Especially for a Mac-only application where Sparkle (https://sparkle-project.org/) has been around for almost two decades now and has been widely used across all sorts of projects to the point that it's a de facto standard. I'd be willing to bet that almost every single Mac "power user" on the planet has at least one application using Sparkle installed and most have a few.
As far as system package managers go, yeah. That's part of the price you pay for choosing Apple (Knows Best) TM. There is brew, nix and the like for applications on MacOS too though.
Apple doesn't "know best" - it's just that that is what the system package manager is.
You can use whatever you want outside of the App Store - most will use Sparkle to handle updates https://sparkle-project.org/. I presume Windows is similar.
> Apple doesn't "know best" - it's just that that is what the system package manager is.
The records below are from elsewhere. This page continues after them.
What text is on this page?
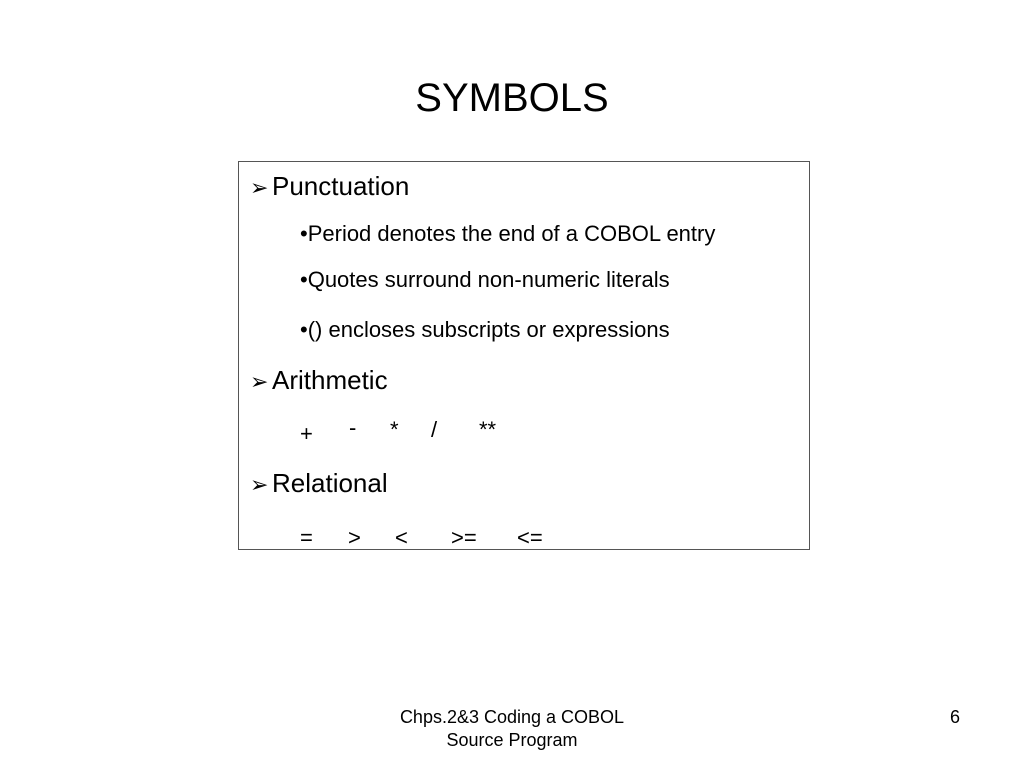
SYMBOLS
➢ Punctuation
•Period denotes the end of a COBOL entry
•Quotes surround non-numeric literals
•() encloses subscripts or expressions
➢ Arithmetic
+ - * / **
➢ Relational
= > < >= <=
Chps.2&3 Coding a COBOL
Source Program
6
The fact that that is what the system package manager is is why I said Apple "knows best". You can pick from dozens of system packages managers hooked up to hundreds, if not thousands of different repos on Linux.
It's just tricky, basically one fat edge case, and a critical part of your recovery plan in case of serious bugs in your app.
(This bug isn't the only problem with their home-grown updater. Checking every 5 min is just insane. Kinda tells me they aren't thinking much about it.)